Compare models in the Workbench

The Workbench is a prompt playground in the dashboard. Run one prompt across several models at once and compare their responses side by side — including latency, tokens, and estimated cost — without writing any code. Every run goes through the gateway like a normal request, so it also shows up in your Analytics.

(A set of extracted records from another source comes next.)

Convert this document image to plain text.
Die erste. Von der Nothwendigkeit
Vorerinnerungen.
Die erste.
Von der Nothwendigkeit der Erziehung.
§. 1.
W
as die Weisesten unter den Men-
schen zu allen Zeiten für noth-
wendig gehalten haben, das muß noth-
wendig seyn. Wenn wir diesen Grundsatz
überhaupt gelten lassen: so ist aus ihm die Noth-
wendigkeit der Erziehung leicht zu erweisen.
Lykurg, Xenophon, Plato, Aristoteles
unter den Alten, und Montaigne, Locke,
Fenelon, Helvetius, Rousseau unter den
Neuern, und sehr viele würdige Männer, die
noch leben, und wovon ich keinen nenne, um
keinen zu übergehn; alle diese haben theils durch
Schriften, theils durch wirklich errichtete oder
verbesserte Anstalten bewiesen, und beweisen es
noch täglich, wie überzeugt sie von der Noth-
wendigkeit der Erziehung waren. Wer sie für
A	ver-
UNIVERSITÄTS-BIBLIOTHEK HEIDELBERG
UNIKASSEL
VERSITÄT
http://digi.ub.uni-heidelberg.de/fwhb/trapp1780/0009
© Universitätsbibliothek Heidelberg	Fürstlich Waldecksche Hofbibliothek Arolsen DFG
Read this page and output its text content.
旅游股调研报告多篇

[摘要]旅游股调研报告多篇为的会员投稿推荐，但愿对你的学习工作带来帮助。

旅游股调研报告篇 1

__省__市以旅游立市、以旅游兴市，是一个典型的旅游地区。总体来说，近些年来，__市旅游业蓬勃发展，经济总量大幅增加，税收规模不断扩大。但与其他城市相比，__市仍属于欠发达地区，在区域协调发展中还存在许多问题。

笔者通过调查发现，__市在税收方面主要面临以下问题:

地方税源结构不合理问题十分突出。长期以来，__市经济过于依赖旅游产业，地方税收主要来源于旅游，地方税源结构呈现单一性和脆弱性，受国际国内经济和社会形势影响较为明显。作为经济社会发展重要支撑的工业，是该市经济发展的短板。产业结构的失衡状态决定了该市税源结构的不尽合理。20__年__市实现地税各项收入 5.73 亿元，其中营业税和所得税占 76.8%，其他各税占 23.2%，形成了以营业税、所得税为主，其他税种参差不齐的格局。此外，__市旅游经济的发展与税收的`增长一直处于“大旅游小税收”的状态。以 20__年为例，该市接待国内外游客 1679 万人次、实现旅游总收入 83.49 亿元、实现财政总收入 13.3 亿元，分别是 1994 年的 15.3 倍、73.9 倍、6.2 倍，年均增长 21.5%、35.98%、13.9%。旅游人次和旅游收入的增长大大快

Run a prompt across models

  1. In the dashboard, open Workbench.
  2. Write your prompt. Add a system message and one or more user turns. Use {{variable}} placeholders and fill their values in the side panel to reuse a template with different inputs.
  3. Select Add model to add columns. Compare several models at once, and set each column’s temperature, max tokens, top P, and seed.
  4. Select Run (or press ⌘/Ctrl+Enter). Responses stream into each column, and every column reports latency, time-to-first-token, token counts, and estimated cost.

Compare the results

  • Toggle Rendered / Raw to switch between formatted and plain output.
  • Pin a column as the baseline and turn on Diff vs baseline to highlight differences.
  • Turn on Sync scroll to scroll all outputs together.
  • Copy all the outputs as Markdown, CSV, or JSON.

Run a dataset

Switch to Dataset mode to test many inputs at once:

  1. Import a dataset (CSV) and map its columns to your {{variables}}.
  2. Run the full matrix — every row against every model.
  3. Review per-model aggregates (latency, cost, tokens) and an upper-bound cost estimate before you run.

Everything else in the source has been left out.